UCDavis DNA technology core director's job description says there's no requirement to publish, but applicants previous publication record is reviewed when appointments are made. There therefore ends up being an implicit requirement to publish.

Whitehead have published but mostly through collaborators. Also occasionally do reviews which may cover some core work.

[Question] How do people handle costs associated with publishing, either direct (publication charges) or indirect (billable time spend writing papers)?

[Answers] Publication charges are a delicate issue. Normally people end up writing papers in their own time since there is no official funding.

In some cases it is possible to get the parent insitution to pay for this since ultimately getting more publications is good for them.

[Question] Which journals would people suggest as the most likely to accept papers covering the work of core facilities?

[Answers]Bioinformatics, PLoS One, NAR web issue.

It was pointed out that in other fields there are specialised trade journals that cater to similar groups as core facilities, where topics of interest (for example bioinformatics software usability) are not considered suitable for conventional journals in the field. Institutions such as the IEEE set these up and might consider it for core facilities.

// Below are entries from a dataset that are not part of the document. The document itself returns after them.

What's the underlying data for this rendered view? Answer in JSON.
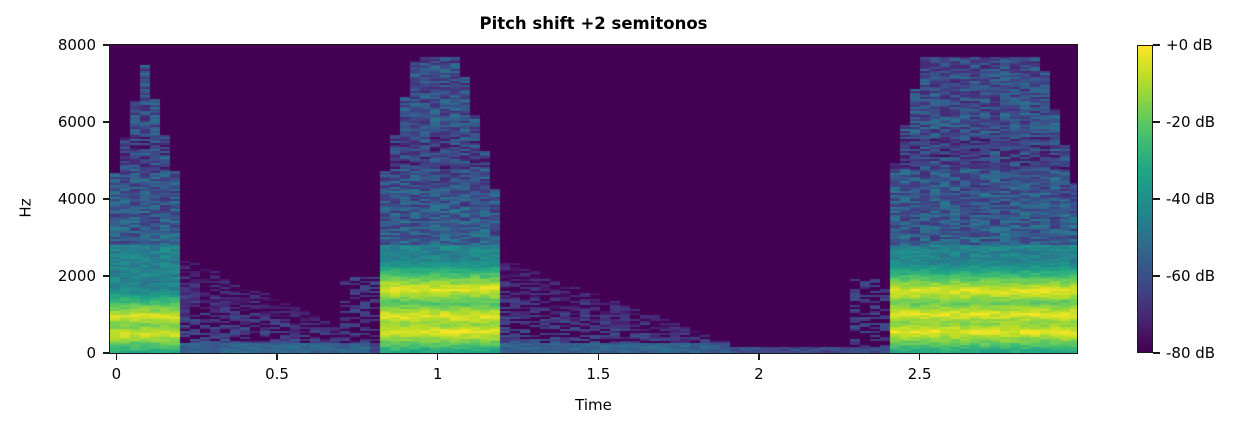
{
  "chart_data": {
    "type": "heatmap",
    "subtype": "spectrogram",
    "title": "Pitch shift +2 semitonos",
    "xlabel": "Time",
    "ylabel": "Hz",
    "xlim": [
      -0.02,
      2.99
    ],
    "ylim": [
      0,
      8000
    ],
    "x_ticks": [
      0,
      0.5,
      1,
      1.5,
      2,
      2.5
    ],
    "x_tick_labels": [
      "0",
      "0.5",
      "1",
      "1.5",
      "2",
      "2.5"
    ],
    "y_ticks": [
      0,
      2000,
      4000,
      6000,
      8000
    ],
    "y_tick_labels": [
      "0",
      "2000",
      "4000",
      "6000",
      "8000"
    ],
    "colormap": "viridis",
    "colorbar": {
      "range_db": [
        -80,
        0
      ],
      "ticks": [
        0,
        -20,
        -40,
        -60,
        -80
      ],
      "tick_labels": [
        "+0 dB",
        "-20 dB",
        "-40 dB",
        "-60 dB",
        "-80 dB"
      ]
    },
    "grid": false,
    "energy_regions": [
      {
        "name": "burst-1",
        "t_start": -0.02,
        "t_end": 0.2,
        "f_max_hz": 7600,
        "peak_db": -5,
        "bands_hz": [
          500,
          950
        ],
        "decay_t_end": 0.8
      },
      {
        "name": "burst-2",
        "t_start": 0.82,
        "t_end": 1.18,
        "f_max_hz": 7700,
        "peak_db": -3,
        "bands_hz": [
          550,
          950,
          1650
        ],
        "decay_t_end": 1.9
      },
      {
        "name": "burst-3",
        "t_start": 2.4,
        "t_end": 2.99,
        "f_max_hz": 7700,
        "peak_db": -3,
        "bands_hz": [
          550,
          1000,
          1600
        ],
        "decay_t_end": 2.99
      }
    ],
    "background_db": -80
  }
}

It was also suggested that for unconventional results even something as simple as the core wiki might be a good place for a short write up of a topic which might be of interest to other facilities. There was some concern about the lack of peer review, but the suggestion was that this sort of thing would operate more like PLos One where there was superficial review followed by ongoing comment on the article which ended up determining its relevance.

Other communities have undertaken similar projects before. The worm community publish their own newsletter which helped to disseminate information and also provided exposure of the community to other areas of science.

One big advantage to allowing small simple articles in a lightly reviewed format is that they are at least then able to be cited. Some people have had problems suggesting the use of unpublished software or methods when writing grants. Some grant bodies don't like the use of a URL as a citation, and a specialised journal would allow a proper citation.

Mention was made of the PLoS CB core facility collection. This is a collection of articles from the various PLoS journals which are relevant to core facilities. (The initial collection is comprised of papers that emerged from a previous ISMB Bioinformatics core workshop.) This is apparently an area which PLoS CB is keen to expand and would encourage core facility software submissions to PLoS One. Such articles could be linked into the PLoS CB core facilities collection. If people have suggestions for papers that might be suitable to publish in the core facilities collection, please contact the editors.

In summary many people felt that the community would benefit from increasing the number of publications which came out of core facilities, and that it would be good if core facilities were encouraged and supported in doing this.